Utilisation of ancient DNA from charred seeds in studies of the phylogenetics and population genetics of cultivated plants.
- Refines the analytical methods for the investigation of ancient DNA from plant remains;
- Explores the genetic composition of ancient cereals.
This project, in collaboration with the University of Manchester, seeks to develop analytical methods more appropriate for the investigation of DNA from ancient charred grain, which could allow the more widespread application of these techniques in archaeology.
Ancient DNA is very fragmented: rather than the immensely long molecules (tens of millions of nucleotides long) found in living cells, we are only able to isolate fragments of a hundred or less nucleotides (see graph). However, using modern molecular biology techniques, we have devised ways of reconstructing DNA sequences from these small fragments of ancient DNA.
We initially discovered that it is possible to obtain small traces of DNA from preserved wheat seeds, some of which date back to the earliest stages of agriculture. Using ‘next generation’ sequencing techniques, unique sequence reads have been retrieved which show similarity with modern-day plant genomes, confirming the presence of ancient DNA in charred plant remains. An example of our findings is that one Bronze Age wheat grain from Greece contains a gene thought to confer good bread-making quality. This was surprising because prehistoric wheats are not thought to make good bread. We also found that cultivated wheats are more genetically diverse than previously thought.
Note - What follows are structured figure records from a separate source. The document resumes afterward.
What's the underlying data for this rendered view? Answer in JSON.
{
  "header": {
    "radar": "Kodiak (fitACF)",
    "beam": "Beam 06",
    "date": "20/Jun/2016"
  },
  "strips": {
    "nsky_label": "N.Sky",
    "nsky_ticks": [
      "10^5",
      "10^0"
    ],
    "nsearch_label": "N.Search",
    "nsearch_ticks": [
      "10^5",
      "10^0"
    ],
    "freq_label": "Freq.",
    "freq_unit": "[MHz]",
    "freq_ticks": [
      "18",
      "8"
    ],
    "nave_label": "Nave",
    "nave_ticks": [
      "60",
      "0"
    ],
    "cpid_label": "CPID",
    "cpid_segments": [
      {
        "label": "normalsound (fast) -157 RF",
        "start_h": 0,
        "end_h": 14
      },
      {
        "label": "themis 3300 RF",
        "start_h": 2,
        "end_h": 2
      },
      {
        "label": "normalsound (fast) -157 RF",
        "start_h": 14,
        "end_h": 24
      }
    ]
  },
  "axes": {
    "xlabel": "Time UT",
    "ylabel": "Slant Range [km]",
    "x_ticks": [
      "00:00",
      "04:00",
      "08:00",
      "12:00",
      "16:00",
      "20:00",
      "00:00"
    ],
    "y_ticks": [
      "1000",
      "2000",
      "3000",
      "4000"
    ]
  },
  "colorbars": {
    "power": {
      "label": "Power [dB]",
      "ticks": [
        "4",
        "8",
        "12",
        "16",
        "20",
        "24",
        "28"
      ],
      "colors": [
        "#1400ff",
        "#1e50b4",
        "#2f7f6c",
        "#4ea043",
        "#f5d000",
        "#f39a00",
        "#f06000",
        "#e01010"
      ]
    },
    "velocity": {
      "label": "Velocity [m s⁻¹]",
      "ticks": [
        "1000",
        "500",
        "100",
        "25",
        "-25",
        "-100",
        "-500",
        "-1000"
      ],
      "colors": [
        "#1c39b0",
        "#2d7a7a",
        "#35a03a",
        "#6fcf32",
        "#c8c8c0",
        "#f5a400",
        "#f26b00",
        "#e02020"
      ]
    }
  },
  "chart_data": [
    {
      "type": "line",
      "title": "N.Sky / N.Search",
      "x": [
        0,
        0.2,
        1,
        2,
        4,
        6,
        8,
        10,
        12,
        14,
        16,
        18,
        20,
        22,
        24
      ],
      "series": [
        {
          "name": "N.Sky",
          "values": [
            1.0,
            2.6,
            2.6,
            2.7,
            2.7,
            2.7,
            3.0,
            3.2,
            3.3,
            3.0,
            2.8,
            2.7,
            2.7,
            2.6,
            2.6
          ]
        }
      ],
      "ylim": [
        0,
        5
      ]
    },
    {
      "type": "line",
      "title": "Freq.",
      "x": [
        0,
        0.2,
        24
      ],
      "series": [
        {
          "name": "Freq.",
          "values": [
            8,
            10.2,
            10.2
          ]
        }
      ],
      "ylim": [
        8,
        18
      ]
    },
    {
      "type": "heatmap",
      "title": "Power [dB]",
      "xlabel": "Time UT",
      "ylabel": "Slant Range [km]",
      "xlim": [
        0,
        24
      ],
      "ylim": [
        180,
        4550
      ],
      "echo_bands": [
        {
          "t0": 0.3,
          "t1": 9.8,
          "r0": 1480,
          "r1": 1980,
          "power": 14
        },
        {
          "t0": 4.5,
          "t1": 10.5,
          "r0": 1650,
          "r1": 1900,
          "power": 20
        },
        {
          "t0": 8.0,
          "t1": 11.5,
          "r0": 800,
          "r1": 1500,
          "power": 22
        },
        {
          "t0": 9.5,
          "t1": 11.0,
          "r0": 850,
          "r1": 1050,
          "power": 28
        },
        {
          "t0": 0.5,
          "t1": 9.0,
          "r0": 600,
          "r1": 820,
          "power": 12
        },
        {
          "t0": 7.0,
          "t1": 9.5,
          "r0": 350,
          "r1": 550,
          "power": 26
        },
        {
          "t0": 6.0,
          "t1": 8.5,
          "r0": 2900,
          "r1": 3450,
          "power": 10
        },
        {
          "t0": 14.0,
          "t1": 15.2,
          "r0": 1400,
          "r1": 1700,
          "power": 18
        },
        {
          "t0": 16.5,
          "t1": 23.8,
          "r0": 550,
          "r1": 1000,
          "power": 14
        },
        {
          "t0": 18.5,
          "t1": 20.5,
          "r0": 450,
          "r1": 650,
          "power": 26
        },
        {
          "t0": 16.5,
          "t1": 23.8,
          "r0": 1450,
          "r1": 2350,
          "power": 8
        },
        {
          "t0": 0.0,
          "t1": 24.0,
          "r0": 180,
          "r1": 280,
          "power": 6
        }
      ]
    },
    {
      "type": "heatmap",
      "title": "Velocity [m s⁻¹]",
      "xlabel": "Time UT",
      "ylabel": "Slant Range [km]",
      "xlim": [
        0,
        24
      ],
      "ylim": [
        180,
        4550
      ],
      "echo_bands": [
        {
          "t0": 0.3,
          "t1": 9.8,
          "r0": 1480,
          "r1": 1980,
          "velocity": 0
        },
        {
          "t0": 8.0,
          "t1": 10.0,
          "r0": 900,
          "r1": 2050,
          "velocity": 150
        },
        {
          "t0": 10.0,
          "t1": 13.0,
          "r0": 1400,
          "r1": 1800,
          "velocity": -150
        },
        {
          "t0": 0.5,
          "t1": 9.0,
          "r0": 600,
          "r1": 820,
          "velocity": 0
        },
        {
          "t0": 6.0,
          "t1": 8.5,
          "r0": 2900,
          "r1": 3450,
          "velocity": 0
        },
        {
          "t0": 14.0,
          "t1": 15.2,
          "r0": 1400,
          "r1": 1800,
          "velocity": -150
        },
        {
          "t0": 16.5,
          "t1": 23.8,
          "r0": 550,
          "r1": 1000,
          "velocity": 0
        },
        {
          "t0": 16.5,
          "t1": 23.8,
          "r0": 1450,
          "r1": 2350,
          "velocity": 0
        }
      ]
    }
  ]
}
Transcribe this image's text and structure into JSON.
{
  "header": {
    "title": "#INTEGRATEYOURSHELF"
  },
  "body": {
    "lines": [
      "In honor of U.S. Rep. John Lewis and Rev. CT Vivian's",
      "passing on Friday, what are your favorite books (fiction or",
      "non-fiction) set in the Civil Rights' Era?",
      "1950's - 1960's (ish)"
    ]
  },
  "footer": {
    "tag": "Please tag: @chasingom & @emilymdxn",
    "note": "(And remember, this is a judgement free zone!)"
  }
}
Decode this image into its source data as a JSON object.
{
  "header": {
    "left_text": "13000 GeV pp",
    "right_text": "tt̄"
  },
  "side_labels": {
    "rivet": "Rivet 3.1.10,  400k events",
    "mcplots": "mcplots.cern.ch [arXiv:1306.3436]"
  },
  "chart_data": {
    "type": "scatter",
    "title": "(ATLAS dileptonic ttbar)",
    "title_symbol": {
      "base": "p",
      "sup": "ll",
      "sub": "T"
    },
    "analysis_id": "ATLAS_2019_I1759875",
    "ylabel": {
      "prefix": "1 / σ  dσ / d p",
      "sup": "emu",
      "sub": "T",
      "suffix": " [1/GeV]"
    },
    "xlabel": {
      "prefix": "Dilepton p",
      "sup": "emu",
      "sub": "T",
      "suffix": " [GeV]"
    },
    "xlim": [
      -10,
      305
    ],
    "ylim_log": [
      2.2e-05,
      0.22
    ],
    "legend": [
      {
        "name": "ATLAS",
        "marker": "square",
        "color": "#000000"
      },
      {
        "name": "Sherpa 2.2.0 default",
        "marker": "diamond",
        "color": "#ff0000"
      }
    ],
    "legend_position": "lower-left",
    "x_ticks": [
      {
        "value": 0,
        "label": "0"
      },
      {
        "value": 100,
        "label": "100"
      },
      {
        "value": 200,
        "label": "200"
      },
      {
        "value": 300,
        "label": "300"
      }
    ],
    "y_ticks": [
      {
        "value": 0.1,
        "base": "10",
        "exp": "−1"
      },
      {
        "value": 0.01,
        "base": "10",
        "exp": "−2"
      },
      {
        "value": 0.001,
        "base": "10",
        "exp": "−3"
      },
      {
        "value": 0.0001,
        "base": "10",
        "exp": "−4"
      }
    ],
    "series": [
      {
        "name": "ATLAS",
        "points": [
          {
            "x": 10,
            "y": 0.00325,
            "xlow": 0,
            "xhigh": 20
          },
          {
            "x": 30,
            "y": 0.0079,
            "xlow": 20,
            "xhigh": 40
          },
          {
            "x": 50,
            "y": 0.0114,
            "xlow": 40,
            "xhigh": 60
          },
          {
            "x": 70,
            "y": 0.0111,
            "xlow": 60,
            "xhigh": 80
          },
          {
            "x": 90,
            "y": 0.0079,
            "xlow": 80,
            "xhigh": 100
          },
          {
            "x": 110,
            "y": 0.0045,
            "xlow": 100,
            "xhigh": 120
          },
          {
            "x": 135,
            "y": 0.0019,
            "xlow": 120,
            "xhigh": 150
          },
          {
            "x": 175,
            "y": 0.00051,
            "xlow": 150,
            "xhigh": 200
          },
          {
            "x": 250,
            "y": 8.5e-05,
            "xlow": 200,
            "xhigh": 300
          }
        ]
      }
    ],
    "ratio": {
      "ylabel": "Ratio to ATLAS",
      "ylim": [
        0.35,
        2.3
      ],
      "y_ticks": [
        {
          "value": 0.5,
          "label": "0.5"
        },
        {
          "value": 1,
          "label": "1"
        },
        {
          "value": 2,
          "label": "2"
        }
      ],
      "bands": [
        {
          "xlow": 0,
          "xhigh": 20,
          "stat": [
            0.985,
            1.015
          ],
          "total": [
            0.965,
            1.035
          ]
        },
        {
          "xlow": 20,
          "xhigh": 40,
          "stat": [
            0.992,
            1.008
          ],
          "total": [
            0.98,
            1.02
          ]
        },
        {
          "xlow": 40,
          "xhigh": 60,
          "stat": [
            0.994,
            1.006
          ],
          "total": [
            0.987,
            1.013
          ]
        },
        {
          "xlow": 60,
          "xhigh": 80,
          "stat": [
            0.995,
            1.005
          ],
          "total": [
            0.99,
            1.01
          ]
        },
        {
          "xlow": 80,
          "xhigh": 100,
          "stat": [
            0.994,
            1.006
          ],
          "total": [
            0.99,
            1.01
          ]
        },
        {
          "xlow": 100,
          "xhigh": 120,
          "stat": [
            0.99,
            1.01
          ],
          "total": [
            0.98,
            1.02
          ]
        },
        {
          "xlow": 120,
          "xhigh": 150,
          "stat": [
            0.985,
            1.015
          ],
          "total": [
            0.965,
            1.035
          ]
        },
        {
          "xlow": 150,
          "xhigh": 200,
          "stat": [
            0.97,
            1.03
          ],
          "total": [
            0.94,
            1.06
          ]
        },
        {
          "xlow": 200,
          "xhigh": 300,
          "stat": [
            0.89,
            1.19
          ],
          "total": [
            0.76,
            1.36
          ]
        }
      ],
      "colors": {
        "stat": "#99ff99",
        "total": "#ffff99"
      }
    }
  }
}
Funded by: NERC Standard Research Grant
Grant Period: 2003 - 2006
Grant Holder: Prof. G. Jones (Sheffield, Archaeology) and Prof. T.A. Brown (Manchester, Life Sciences)
- Bunning, S., Jones, G., Brown, T. 2012. Next generation sequencing of DNA in 3300-year-old charred cereal grains. Journal of Archaeological Science.
- Brown, T., Allaby, R., Sallares, R., Jones, G. 1999. Ancient DNA in charred wheats: taxonomic identification of mixed and single grains. Ancient Biomolecules 2: 185-93.